Allow batch() option to not process empty windows?

quarks-edge / quarks

Quarks is an open source programming model and runtime for edge devices that enables you to analyze data and events at the device.

http://quarks-edge.github.io/

Apache License 2.0

123 stars 42 forks source link

Allow batch() option to not process empty windows? #75

Open ddebrunner opened 8 years ago

ddebrunner commented 8 years ago

The current batch implementation will process empty windows when the window is the last N seconds.

I wonder if this is the desired or expected behaviour. I see batching as breaking a stream into batches of tuples, thus processing an empty one doesn't seem to make much sense.

Batch could have an option to allow processing of empty windows, defaulting to false, or just not support it.

Throughts?

dlaboss commented 8 years ago

Doesn't feel like it's worth the addition... though maybe that's just because I haven't had to live with it as it is :-)

I imagine some uses would need to know that nothing was captured during the last N sec window and react as appropriate for the app (e.g., log, publish, generate a special tuple).

Seems clear/natural to expect the batcher is called every N sec with whatever tuples arrived during that time, hence the list may be empty.

Seems simple enough for uses that don't care about that case, if it doesn't fallout naturally from their processing, to just make the check. e.g.,

TStream s = s.last(10, SECONDS).batch(
                                      tuples -> { if (tuples.isEmpty()) return null;
                                      ... process the batch
                                      };

In a common case where "process the batch" involves a math3 analytic (e.g., SUM), maybe we define those analytics to return null if the input list is empty thereby eliminating having to write an explicit check?

ddebrunner commented 8 years ago

I somewhat agree with @dlaboss , but while it's simple to have the isEmpty() it doesn't help reduce cpu cost of potentially many schedules of a task that ends up doing nothing.

Maybe it's a YAGNI, and maybe it's more than just a boolean, but potentially a mode, e.g.:

Always process empty partition
Only process the first in a sequence of empty partition.
Never process empty partition
...

Maybe also it's a property of the window, so it applies to any window operation. If it's empty then do nothing for any window operation. This might also be easier to add in the future without breaking compatibility or having to have multiple overloads of batch().

vdogaru commented 8 years ago

I agree that implementing this as an empty partition policy is easy to add without breaking compatibility, but I think of handling empty windows as an attribute of the aggregate function rather than of the window.

Assume I want to support multiple aggregate functions triggered by the same window. To do that without extending Quarks, I have to create identical windows for each aggregate function. If this becomes unacceptable (e.g. high memory consumption if windows are large), and the alternative is to update the current window implementation to support a list of aggregates per window, then a per-window policy would then apply to all the aggregates.
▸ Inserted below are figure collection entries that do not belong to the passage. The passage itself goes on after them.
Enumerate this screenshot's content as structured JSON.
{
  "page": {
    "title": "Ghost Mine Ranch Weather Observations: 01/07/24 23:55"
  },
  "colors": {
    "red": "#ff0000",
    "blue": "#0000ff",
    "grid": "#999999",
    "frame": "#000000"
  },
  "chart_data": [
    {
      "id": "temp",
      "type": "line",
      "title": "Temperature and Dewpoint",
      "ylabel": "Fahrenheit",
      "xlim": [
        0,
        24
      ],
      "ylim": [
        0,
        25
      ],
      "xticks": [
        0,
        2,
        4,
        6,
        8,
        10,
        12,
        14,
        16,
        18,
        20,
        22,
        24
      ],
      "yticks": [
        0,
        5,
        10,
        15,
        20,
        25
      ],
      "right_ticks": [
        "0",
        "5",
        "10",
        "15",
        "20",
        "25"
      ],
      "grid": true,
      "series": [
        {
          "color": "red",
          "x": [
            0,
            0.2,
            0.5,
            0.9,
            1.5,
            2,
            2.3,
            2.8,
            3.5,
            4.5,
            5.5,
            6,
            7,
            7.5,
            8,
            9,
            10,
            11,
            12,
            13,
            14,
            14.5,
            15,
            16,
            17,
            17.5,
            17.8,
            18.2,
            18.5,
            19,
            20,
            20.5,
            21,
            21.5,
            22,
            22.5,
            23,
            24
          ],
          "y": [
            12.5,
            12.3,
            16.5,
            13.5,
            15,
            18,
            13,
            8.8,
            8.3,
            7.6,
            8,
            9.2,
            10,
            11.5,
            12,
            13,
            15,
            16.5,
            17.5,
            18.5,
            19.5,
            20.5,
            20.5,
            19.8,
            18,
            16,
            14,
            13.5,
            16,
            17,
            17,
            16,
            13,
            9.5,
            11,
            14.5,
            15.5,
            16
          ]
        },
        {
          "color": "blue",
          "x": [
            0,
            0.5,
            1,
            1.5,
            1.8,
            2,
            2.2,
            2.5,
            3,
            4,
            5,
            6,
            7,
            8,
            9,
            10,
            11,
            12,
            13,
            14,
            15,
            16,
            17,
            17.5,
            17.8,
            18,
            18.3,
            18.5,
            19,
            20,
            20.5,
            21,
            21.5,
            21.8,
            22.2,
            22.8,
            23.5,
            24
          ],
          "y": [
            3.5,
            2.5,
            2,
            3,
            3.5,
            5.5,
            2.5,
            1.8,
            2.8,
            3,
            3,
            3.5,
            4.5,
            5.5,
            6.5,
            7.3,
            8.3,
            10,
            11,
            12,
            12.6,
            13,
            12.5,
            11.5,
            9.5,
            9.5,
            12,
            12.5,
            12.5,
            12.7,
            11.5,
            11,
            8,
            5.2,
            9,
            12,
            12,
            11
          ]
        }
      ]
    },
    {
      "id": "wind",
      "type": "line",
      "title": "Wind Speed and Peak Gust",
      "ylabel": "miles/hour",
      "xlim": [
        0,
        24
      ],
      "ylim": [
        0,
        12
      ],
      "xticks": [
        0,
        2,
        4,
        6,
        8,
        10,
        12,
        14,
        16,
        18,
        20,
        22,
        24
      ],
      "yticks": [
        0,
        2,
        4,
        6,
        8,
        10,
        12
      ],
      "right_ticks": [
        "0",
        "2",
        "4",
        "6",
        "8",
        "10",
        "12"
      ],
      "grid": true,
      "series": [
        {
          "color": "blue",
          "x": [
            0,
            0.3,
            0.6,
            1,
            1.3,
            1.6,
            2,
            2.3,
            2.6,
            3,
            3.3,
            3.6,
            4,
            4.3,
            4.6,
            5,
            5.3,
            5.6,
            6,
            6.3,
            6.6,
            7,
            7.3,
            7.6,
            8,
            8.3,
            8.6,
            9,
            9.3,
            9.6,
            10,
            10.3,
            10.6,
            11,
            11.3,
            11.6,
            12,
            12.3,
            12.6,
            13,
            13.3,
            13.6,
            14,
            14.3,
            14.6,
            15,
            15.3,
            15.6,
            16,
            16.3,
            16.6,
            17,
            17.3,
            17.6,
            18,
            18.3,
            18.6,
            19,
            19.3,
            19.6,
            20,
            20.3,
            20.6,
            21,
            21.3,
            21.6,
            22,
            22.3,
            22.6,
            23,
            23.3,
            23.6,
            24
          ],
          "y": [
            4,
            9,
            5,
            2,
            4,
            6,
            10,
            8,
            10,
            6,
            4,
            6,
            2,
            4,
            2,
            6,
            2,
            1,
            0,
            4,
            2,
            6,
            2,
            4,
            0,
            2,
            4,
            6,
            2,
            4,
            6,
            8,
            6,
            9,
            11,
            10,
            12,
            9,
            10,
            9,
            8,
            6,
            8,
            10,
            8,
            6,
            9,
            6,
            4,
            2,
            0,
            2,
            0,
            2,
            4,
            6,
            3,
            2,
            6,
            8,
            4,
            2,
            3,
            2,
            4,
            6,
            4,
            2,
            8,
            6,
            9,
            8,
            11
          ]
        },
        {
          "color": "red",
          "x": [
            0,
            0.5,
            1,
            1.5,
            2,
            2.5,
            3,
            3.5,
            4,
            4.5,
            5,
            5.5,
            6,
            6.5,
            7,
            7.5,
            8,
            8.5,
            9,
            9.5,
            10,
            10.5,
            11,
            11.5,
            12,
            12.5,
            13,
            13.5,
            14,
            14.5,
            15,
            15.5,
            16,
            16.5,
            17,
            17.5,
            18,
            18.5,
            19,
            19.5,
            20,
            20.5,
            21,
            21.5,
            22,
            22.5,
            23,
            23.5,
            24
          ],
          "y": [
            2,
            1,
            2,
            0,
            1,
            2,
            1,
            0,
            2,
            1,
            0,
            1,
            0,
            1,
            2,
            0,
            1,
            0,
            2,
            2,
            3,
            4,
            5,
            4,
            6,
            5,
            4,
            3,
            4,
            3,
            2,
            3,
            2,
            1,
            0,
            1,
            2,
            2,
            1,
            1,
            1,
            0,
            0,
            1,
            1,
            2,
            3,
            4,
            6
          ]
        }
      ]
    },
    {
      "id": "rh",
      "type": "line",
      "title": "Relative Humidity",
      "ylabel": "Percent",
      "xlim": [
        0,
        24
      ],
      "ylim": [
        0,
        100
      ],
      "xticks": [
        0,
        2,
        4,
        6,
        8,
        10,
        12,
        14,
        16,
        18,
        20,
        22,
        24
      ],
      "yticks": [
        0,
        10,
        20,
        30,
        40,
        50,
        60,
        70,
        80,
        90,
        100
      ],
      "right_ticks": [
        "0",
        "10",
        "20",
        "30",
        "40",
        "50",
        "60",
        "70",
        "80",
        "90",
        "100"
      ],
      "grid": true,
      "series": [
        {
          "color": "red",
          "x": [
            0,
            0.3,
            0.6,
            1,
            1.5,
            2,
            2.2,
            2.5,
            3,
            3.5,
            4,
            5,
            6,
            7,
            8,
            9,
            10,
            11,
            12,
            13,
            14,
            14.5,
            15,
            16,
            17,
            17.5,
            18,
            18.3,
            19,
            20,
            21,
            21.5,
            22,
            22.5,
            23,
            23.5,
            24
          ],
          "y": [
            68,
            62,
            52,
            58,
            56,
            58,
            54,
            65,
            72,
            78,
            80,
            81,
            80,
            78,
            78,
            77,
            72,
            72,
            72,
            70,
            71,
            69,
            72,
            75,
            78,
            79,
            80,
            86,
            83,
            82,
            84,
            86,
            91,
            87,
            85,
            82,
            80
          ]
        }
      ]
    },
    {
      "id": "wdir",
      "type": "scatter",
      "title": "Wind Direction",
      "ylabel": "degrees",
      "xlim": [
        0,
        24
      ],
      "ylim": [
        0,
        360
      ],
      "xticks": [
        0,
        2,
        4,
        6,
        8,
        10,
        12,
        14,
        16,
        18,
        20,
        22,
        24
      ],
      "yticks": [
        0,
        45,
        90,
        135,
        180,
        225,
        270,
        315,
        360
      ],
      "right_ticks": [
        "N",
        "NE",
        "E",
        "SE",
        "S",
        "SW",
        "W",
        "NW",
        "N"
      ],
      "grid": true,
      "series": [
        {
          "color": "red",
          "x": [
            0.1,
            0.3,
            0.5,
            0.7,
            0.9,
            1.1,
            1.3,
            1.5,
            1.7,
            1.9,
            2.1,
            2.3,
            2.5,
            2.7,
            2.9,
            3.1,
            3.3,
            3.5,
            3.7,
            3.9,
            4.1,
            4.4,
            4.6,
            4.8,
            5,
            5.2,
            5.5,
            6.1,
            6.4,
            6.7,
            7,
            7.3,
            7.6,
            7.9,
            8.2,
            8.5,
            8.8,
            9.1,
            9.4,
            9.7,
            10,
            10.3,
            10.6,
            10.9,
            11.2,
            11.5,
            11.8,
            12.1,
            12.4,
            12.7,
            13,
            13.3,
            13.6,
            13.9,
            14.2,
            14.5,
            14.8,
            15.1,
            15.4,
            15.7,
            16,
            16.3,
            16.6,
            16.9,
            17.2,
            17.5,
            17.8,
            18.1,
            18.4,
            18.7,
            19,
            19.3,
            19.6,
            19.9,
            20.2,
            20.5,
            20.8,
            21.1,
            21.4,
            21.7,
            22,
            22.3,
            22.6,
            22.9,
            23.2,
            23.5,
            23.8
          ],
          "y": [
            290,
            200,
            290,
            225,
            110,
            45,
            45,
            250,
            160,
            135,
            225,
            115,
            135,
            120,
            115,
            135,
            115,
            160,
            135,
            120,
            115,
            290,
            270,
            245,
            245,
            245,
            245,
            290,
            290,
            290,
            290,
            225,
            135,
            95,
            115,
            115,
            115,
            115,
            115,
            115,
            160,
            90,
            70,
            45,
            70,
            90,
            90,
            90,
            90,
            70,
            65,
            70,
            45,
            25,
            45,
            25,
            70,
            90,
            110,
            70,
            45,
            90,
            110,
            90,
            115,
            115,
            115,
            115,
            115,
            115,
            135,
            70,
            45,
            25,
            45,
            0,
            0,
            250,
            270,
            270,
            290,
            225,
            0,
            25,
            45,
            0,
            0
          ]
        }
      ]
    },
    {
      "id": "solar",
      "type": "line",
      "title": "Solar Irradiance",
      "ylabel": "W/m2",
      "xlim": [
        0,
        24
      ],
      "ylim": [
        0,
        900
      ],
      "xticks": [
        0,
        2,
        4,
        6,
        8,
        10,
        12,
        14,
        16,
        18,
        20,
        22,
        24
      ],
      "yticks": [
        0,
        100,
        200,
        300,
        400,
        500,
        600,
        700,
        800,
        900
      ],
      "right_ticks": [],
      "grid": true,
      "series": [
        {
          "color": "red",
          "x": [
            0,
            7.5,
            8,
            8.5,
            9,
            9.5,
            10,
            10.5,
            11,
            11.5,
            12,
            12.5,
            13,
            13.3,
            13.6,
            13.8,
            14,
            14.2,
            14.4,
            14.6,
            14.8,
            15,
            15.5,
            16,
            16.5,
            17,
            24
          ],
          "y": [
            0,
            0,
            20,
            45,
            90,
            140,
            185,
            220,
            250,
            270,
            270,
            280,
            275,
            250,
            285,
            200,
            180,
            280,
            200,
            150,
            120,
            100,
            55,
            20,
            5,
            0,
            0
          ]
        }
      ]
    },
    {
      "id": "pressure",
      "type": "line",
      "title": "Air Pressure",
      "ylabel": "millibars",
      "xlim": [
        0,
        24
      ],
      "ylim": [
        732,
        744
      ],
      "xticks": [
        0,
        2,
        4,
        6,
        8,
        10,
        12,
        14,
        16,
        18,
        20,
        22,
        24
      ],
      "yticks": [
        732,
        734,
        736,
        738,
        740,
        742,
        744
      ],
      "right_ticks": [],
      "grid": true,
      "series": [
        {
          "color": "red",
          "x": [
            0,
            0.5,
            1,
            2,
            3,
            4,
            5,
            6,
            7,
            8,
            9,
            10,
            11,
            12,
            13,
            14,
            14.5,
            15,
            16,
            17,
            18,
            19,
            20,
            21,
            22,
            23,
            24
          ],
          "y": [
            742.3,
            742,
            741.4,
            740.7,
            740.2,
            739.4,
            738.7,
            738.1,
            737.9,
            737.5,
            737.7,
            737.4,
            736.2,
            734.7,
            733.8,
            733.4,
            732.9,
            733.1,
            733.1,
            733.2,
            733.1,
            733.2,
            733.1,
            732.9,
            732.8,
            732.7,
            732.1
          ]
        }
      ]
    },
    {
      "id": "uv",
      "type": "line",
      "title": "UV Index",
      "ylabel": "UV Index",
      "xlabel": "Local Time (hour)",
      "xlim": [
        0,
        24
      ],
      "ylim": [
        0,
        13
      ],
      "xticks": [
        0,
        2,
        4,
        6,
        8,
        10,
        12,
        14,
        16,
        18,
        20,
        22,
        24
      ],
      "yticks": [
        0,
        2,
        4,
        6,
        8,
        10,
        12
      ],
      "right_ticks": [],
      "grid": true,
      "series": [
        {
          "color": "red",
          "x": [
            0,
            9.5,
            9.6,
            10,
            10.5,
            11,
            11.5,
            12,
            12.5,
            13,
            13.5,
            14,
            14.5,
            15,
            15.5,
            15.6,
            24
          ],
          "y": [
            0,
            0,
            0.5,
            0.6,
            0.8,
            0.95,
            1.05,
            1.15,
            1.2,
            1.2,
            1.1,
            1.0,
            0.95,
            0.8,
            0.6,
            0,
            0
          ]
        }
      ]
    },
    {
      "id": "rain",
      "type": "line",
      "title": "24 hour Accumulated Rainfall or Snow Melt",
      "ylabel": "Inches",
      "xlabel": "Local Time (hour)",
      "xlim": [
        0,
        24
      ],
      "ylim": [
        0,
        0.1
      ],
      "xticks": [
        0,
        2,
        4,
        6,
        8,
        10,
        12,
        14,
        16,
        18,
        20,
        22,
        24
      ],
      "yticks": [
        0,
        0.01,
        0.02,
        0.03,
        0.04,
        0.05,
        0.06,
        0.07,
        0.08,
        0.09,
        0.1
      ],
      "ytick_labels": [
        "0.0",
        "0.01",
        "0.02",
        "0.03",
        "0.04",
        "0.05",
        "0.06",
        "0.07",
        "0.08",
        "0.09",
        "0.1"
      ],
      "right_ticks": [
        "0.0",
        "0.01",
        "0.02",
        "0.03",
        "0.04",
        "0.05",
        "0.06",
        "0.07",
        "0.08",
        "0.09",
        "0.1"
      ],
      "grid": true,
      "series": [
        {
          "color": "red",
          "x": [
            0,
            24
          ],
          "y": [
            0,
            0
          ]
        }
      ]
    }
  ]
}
ddebrunner commented 8 years ago

@vdogaru ?> To do that without extending Quarks, I have to create identical windows for each aggregate function.

Are you saying that is the case now, or if the empty partition policy was per window?

vdogaru commented 8 years ago

I am saying that adding an empty partition policy per window would force all the aggregates triggered by that window to share the window's policy.

ddebrunner commented 8 years ago

Right, but that doesn't force each aggregation to have its own window. Only ones with different policies.

wmarshall484 commented 8 years ago

that doesn't force each aggregation to have its own window

Currently, each time TWindow.aggregate is called, it creates a new Aggregate<T,U,K> oplet which contains its own Window. So in that sense, each aggregation does have its own window.

ddebrunner commented 8 years ago

@wmarshall484 A mere implementation detail, from the api they use a single window.

The implementation could be changed to have a single oplet for a window.

ddebrunner commented 8 years ago

Another situation that may not matter for Quarks being on the edge, but when there are thousands of partitions processing empty partitions can add up.